その4
船尾に回り、腕の力で上がろうとするのですが体が全く上がりません。長靴を脱ぎ(ちゃんとボートに投げ入れてますが)、帽子をとり、サングラスをとり、何度も何度も試しました。それでも無理でした。
実際には、体をある一定の高さ以上に上げることができません。ライフジャケットが水面より上に少しでも出る途端に動けなくなります。
想像以上に、ライフジャケットが浮力を稼いでいる様子。このままでは・・・。
『とにかく掴むところが欲しい!』そう思い、船中の備品に目をやります。
船尾からクーラーボックスの取っ手をつかんでも、どこにも引っかからず。
スノコも浮いてしまいどうにもなりません。
アンカーを降ろす前、ポイント周辺には左前方50m程度の位置にボートが1艘。投錨してましたが、こちらのアンカーが伸びきっているため、すでに視界に入らない位置関係(水面付近ですから視野も稼げない)。
今回、ライフジャケットのポケットには呼び笛を入れておらず、この距離では声を出しても届かないと判断。その時、頭によぎったのが体温の低下。春とはいえ、水温13度。まして、泳ぐための装備を身につけておらず、岸まではどう見ても300m以上。
長男の笑った顔を思い出し、家で待つ3人の家族の事を考えると、なんとしてもボートに戻らなければ!と気力が湧いてきます。
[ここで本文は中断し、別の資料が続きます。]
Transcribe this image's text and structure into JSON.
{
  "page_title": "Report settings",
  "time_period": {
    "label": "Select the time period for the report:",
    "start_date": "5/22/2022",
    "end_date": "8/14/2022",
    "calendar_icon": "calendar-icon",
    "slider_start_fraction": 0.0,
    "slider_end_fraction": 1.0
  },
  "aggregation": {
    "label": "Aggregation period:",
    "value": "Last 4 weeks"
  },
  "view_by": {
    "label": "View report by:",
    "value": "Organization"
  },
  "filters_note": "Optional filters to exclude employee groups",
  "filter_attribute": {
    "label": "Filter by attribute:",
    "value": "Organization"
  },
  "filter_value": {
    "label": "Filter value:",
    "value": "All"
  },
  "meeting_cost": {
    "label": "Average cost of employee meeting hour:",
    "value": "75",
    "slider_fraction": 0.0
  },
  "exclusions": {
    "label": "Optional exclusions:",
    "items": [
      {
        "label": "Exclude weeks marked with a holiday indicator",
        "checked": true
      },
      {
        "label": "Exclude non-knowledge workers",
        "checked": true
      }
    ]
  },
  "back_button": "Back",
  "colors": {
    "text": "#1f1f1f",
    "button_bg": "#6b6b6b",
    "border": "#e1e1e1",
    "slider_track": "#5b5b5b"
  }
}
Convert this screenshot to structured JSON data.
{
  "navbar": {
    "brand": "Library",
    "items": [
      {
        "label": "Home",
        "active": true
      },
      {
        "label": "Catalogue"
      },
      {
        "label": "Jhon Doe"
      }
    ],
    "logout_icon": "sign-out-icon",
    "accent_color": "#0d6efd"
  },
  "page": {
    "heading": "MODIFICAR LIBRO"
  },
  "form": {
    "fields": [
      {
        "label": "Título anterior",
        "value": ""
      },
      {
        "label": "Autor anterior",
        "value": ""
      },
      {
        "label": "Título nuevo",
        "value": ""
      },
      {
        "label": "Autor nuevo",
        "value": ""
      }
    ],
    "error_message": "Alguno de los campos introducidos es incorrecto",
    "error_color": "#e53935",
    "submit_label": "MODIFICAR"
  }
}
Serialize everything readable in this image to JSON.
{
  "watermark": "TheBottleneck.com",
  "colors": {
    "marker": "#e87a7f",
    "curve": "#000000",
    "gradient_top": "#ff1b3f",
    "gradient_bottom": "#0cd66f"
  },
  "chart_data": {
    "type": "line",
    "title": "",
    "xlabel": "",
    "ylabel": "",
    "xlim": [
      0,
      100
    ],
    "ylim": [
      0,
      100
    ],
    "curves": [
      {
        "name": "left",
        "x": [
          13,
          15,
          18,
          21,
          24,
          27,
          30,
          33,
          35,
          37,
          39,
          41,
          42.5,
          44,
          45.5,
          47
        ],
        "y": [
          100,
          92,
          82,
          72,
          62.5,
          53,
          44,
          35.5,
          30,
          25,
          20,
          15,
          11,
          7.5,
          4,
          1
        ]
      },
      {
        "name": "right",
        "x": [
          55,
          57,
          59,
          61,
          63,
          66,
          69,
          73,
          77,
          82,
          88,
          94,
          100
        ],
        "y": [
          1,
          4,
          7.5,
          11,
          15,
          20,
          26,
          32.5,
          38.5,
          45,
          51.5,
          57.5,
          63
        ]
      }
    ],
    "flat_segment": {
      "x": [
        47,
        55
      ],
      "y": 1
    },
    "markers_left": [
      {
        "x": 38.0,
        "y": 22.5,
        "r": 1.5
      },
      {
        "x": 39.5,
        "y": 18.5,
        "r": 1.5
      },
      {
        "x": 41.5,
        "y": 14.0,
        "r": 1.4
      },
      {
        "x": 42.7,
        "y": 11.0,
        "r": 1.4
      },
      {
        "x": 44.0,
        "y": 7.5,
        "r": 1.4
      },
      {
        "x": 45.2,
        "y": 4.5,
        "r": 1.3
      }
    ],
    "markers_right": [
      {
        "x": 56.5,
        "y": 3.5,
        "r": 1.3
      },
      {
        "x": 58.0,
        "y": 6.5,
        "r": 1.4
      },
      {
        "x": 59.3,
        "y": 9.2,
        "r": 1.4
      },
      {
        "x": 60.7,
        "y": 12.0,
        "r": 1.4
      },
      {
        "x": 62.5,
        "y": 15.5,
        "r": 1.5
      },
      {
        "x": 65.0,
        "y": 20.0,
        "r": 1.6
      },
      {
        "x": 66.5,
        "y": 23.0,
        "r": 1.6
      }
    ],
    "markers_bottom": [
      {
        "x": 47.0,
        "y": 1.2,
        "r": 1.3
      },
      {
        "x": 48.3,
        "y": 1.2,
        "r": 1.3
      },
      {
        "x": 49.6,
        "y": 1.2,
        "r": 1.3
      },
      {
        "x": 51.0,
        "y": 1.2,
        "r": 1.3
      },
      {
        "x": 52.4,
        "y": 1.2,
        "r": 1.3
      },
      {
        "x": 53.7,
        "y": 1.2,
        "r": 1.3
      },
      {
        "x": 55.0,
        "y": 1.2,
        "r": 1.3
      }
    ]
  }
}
それでも、久々に漕いだボートの疲労も手伝い、左右の腕は悲鳴を上げてます。
残された時間は僅か、もう一度冷静に海の状況を考えました。
船の構造は横波に弱く、正面から来る波には強くなってます。
船尾を下げて、体を滑りこまそうにも、船尾は全く下がりません。
今の時点では、アンカーが利いており、船尾は風下に向いています。
横波も受けにくい位置関係です。
目に留まったのは、オールを固定する金具。
船の右舷に体を流し(この時点で、握力はほとんどなく船べりを掴む手に力が入らない)手首を金具にかろうじて引っ掛けました。
本当に掴めないのです、ハンドボールのお陰で手首と握力には自信がありましたが、握力は殆どありませんでした。